Old 10-25-2008, 06:46 AM
  # 1 (permalink)  
winnie12
Member
 
winnie12's Avatar
 
Join Date: Oct 2008
Location: Marietta, GA
Posts: 1,453
First visit in rehab - made me want to scream

My daughter and i had our first visit with AS in rehab. The chain of events was:
1. i didnt know you were bringing me food - i'm not hungry - i already ate this same thing for lunch - why did you do this mom? (oh well dont eat it then)
2. have you called my ex gf, have you called my dad, have you called my dad's girlfriend, have you called my friends, do you know if my dad is out of jail - i'm so worried about him and love him and want to see him - its really making everything hard and you dont understand mom, i.e., if you had done these things i wouldnt feel like this. (no - not my responsibility)
3. will you sneak my ex gf in? (no)
4. bring me more clothes, buy me some books/magazine, bring me photos - here's a list of what i want you to bring/buy me before sunday's visit. (i'll do what i can)
5. why didnt you bring my guitar (then two minutes later) I dont want my guitar up here. (whatever)
6. we dont have school here like they told you mom - i just play video games instead (i dont believe you) - he made a point to tell me several other things about the facility that i was wrong about.
7. I like AA meetings but i'm not going to do all the workbooks to move up levels. (then you wont get out)
8. After giving me my directives for the next week he says, You can just leave now mom. (fought the urge to call him a selfish little punk and instead left went to my car with my daughter and she and i both screamed in frustration)

He didnt ask how his sister and i were - He didnt say he loved us even though he told us how much he loved other people and missed them - made it very clear that these other people were what he needed and not us (to which i said "well they're not here and we are." He didnt thank me for the medical supplies or all the snacks that I brought up to him (diabetics have to lots of snacks available) - just told me i needed to do more for him.

I didnt not expect overnight changes - But i didnt raise my child to be so rude.
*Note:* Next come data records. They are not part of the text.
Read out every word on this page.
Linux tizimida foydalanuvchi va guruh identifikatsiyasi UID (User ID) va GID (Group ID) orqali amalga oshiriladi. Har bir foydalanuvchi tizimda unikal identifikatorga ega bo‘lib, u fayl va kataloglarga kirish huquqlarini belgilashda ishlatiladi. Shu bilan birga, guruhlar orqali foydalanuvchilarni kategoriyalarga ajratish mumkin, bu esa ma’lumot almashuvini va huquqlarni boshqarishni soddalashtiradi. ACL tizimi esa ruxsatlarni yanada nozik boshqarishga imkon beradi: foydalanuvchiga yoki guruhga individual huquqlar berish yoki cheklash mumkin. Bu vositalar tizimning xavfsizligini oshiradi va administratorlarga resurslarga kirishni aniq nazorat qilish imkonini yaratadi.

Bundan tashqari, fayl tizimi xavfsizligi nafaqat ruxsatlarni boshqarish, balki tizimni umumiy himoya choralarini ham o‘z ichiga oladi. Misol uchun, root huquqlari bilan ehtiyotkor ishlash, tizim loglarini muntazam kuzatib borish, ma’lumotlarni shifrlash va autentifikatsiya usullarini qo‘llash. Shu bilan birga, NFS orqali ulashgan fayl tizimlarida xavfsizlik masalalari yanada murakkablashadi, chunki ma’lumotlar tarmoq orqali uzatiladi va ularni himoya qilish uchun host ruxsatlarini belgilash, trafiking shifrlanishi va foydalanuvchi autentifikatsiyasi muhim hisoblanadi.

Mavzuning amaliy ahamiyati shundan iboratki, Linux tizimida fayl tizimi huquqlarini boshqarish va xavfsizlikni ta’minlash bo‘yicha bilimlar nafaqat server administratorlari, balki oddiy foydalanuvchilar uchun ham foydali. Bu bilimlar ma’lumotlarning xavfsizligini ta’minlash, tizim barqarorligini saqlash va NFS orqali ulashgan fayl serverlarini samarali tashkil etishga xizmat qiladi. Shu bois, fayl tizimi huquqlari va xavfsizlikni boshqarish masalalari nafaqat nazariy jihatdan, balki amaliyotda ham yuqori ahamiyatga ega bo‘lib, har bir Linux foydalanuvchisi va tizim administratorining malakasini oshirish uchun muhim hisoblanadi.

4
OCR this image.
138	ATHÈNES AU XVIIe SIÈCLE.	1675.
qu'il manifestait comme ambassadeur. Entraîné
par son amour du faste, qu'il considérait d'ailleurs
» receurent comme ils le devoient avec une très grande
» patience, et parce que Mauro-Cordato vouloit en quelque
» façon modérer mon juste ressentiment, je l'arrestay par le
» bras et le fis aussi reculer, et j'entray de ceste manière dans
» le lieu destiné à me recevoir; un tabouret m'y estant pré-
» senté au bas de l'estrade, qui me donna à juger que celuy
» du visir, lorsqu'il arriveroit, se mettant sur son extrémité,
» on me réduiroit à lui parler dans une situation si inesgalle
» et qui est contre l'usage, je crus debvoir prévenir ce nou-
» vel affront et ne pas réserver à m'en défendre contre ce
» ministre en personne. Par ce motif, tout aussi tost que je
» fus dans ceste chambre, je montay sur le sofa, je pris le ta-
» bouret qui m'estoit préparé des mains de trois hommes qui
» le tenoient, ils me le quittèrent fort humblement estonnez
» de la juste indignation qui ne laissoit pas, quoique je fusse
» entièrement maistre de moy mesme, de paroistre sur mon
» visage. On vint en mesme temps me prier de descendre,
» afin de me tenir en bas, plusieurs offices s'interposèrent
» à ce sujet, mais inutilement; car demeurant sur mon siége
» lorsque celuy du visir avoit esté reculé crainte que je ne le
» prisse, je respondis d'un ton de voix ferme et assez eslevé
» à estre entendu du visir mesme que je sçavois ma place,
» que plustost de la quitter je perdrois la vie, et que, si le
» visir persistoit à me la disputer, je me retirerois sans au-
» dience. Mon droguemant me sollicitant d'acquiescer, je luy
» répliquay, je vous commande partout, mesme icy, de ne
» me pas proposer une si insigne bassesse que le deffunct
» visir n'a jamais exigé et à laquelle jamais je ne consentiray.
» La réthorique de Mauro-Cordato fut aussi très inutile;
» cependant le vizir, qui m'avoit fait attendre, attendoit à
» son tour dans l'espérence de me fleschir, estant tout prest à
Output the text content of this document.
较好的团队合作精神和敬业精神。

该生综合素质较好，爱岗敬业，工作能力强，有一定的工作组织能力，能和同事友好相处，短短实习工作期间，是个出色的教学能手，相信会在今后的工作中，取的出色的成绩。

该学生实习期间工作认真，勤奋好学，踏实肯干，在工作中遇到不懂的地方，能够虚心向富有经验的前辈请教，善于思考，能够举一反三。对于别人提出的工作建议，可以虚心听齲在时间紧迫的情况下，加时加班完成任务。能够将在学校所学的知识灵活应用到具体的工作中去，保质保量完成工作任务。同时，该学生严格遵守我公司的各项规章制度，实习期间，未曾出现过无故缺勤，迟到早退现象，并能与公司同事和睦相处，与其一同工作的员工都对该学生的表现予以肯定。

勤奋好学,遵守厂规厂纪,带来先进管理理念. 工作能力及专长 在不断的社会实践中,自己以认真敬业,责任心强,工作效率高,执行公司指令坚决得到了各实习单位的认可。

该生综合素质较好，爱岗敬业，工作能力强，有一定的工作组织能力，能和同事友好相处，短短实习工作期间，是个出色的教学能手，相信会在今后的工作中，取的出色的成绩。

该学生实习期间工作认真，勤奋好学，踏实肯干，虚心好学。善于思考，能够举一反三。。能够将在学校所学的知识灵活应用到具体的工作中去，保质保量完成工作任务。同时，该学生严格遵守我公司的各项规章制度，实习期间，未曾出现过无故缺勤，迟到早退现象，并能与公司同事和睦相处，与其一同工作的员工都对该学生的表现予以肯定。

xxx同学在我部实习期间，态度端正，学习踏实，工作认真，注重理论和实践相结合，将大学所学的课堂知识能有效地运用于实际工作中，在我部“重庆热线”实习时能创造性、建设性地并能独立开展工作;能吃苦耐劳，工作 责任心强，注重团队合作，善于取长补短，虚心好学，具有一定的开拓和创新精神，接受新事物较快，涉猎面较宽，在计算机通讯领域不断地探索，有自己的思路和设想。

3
If he expects me to bring him things (even if i dont have to buy them) then i expect - no I demand - that a minimum he says please and thank you.

I really dont want to go back and see him until we have counseling together but that could be weeks. I have to decide about visiting tomorrow (which he is expecting) and i dont know what to do. I dont mind bringing him things he wants that i dont have to buy (clothes) but i just cant allow him to treat me like his personal slave anymore. Why does this make me so angry still?